The mysterious, unintelligible literary archive of one’s deceased ancestors therefore functions as a metaphor for this blank spot in the narratives of history, rendered inaccessible and hidden from view, while at the same time providing hope for rediscovery. Indeed, as Kristin Dickinson observed, the archives in Şenocak’s stories are never really completely unreadable. By taking up the task of translation, the protagonists often find ways into the personal narratives of trauma that have no place in dominant national discourses. It is in this context that the author proclaims to be averse to discourses, to be a Diskursfeind: rather than dwelling on the state’s grand official narratives, the personal letters and diaries constitute a treasure case where one can discover the rich mixture of terrible stories, great stories, and love stories written in multiple languages and scripts, which collectively testify to guilt and victimhood from previously unknown angles.

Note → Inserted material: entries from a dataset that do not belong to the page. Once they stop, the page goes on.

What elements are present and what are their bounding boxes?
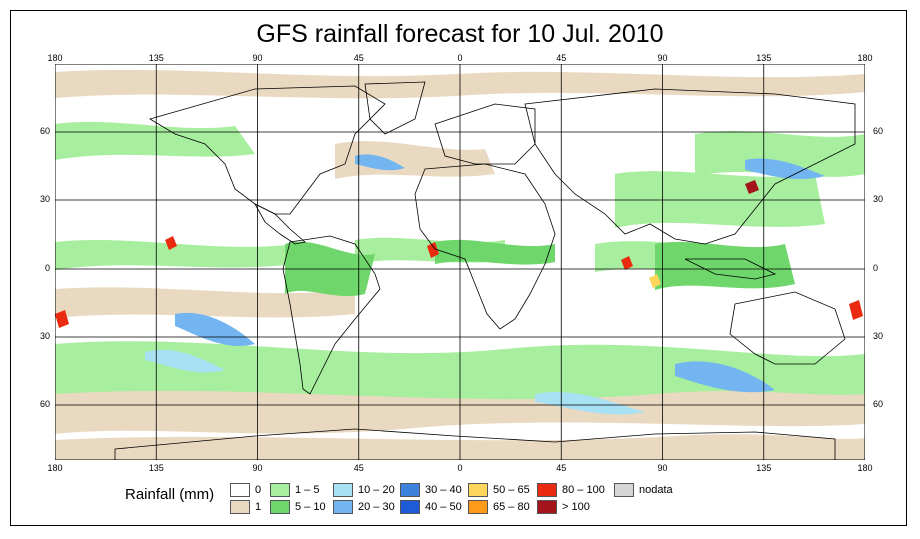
rain-band-s-pacific	[55, 287, 355, 318]
rain-blob-sw-pacific	[175, 312, 255, 347]
legend-label: > 100	[562, 501, 590, 513]
rain-blob-s-atlantic	[145, 349, 225, 373]
heavy-rain-china	[745, 180, 759, 194]
graticule	[55, 64, 865, 460]
legend-title: Rainfall (mm)	[125, 486, 215, 503]
heavy-rain-aus-east	[849, 300, 863, 320]
legend-swatch	[400, 500, 420, 514]
legend-label: 80 – 100	[562, 484, 605, 496]
legend-label: 50 – 65	[493, 484, 530, 496]
heavy-rain-w-africa	[427, 242, 439, 258]
rain-band-se-asia	[655, 241, 795, 290]
top-tick-label: 180	[857, 53, 873, 63]
rain-band-n-pacific-east	[695, 131, 865, 177]
asia-outline	[524, 88, 856, 245]
legend-label: 10 – 20	[358, 484, 395, 496]
rainfall-map-svg	[54, 63, 866, 461]
top-tick-label: 90	[657, 53, 668, 63]
legend: Rainfall (mm) 0 1 1 – 5 5 – 10 10 – 20 20 – 3…	[0, 482, 920, 522]
greenland-outline	[364, 81, 426, 135]
figure-frame	[10, 10, 907, 526]
legend-swatch	[537, 483, 557, 497]
legend-swatch	[468, 500, 488, 514]
bottom-tick-label: 180	[47, 463, 63, 473]
legend-label: 20 – 30	[358, 501, 395, 513]
heavy-rain-bay-bengal	[649, 274, 661, 288]
rain-band-n-atlantic	[335, 141, 495, 179]
bottom-tick-label: 180	[857, 463, 873, 473]
left-tick-label: 30	[39, 194, 50, 204]
legend-swatch	[270, 500, 290, 514]
legend-swatch	[270, 483, 290, 497]
bottom-tick-label: 90	[657, 463, 668, 473]
left-tick-label: 60	[39, 126, 50, 136]
legend-swatch	[230, 500, 250, 514]
map-title: GFS rainfall forecast for 10 Jul. 2010	[256, 20, 664, 48]
australia-outline	[729, 291, 846, 365]
legend-swatch	[468, 483, 488, 497]
europe-outline	[434, 103, 536, 165]
rain-band-n-pacific	[55, 121, 255, 160]
heavy-rain-india	[621, 256, 633, 270]
rainfall-map	[54, 63, 866, 461]
right-tick-label: 30	[873, 331, 884, 341]
heavy-rain-pacific	[165, 236, 177, 250]
legend-label: 30 – 40	[425, 484, 462, 496]
top-tick-label: 90	[252, 53, 263, 63]
top-tick-label: 135	[148, 53, 164, 63]
legend-swatch	[400, 483, 420, 497]
top-tick-label: 45	[353, 53, 364, 63]
right-tick-label: 60	[873, 399, 884, 409]
bottom-tick-label: 90	[252, 463, 263, 473]
left-tick-label: 60	[39, 399, 50, 409]
right-tick-label: 60	[873, 126, 884, 136]
legend-swatch	[614, 483, 634, 497]
rain-blob-s-ocean-east	[535, 391, 645, 415]
legend-label: 1 – 5	[295, 484, 320, 496]
legend-swatch	[333, 500, 353, 514]
legend-label: 1	[255, 501, 262, 513]
top-tick-label: 180	[47, 53, 63, 63]
bottom-tick-label: 135	[148, 463, 164, 473]
legend-swatch	[537, 500, 557, 514]
top-tick-label: 135	[756, 53, 772, 63]
top-tick-label: 0	[457, 53, 463, 63]
rain-band-itcz-pacific	[55, 240, 295, 270]
legend-label: 65 – 80	[493, 501, 530, 513]
central-america-outline	[254, 203, 306, 245]
bottom-tick-label: 45	[353, 463, 364, 473]
legend-label: 40 – 50	[425, 501, 462, 513]
indonesia-outline	[684, 258, 777, 280]
bottom-tick-label: 0	[457, 463, 463, 473]
rain-blob-n-atlantic	[355, 154, 405, 171]
north-america-outline	[149, 85, 386, 215]
legend-label: nodata	[639, 484, 673, 496]
left-tick-label: 0	[44, 263, 50, 273]
legend-swatch	[333, 483, 353, 497]
right-tick-label: 30	[873, 194, 884, 204]
rain-band-asia-monsoon	[615, 171, 825, 228]
rain-band-africa	[435, 239, 555, 265]
africa-outline	[414, 163, 556, 330]
rain-blob-n-pacific	[745, 158, 825, 180]
legend-label: 5 – 10	[295, 501, 326, 513]
bottom-tick-label: 45	[556, 463, 567, 473]
legend-label: 0	[255, 484, 262, 496]
left-tick-label: 30	[39, 331, 50, 341]
top-tick-label: 45	[556, 53, 567, 63]
heavy-rain-se-pacific	[55, 310, 69, 328]
rain-blob-s-indian	[675, 361, 775, 393]
bottom-tick-label: 135	[756, 463, 772, 473]
right-tick-label: 0	[873, 263, 879, 273]
south-america-outline	[282, 235, 381, 395]
legend-swatch	[230, 483, 250, 497]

At the same time, the mirky terrain of translation, where the constant dilemma of choosing between alternative paths always results in countless possibilities, opens up a myriad of ways to understand the past without giving out one definitive answer. In this sense, Şenocak’s oeuvre echoes that of other contemporary transnational German authors, in that its identitarian politics can never be reduced to fixed categories and labels but must be taken as a fluid concept that is not confined by national, cultural, and temporal borders.
Works cited:
Rothberg, Michael. The Implicated Subject: Beyond Victim and Perpetrators. Stanford UP, 2019.
Welzer, Harald, Sabine Moller, and Karoline Tschuggnall. “Opa war kein Nazi”: Nationalsozialismus und Holocaust im Familiengedächtnis. Fischer Verlag, 2002.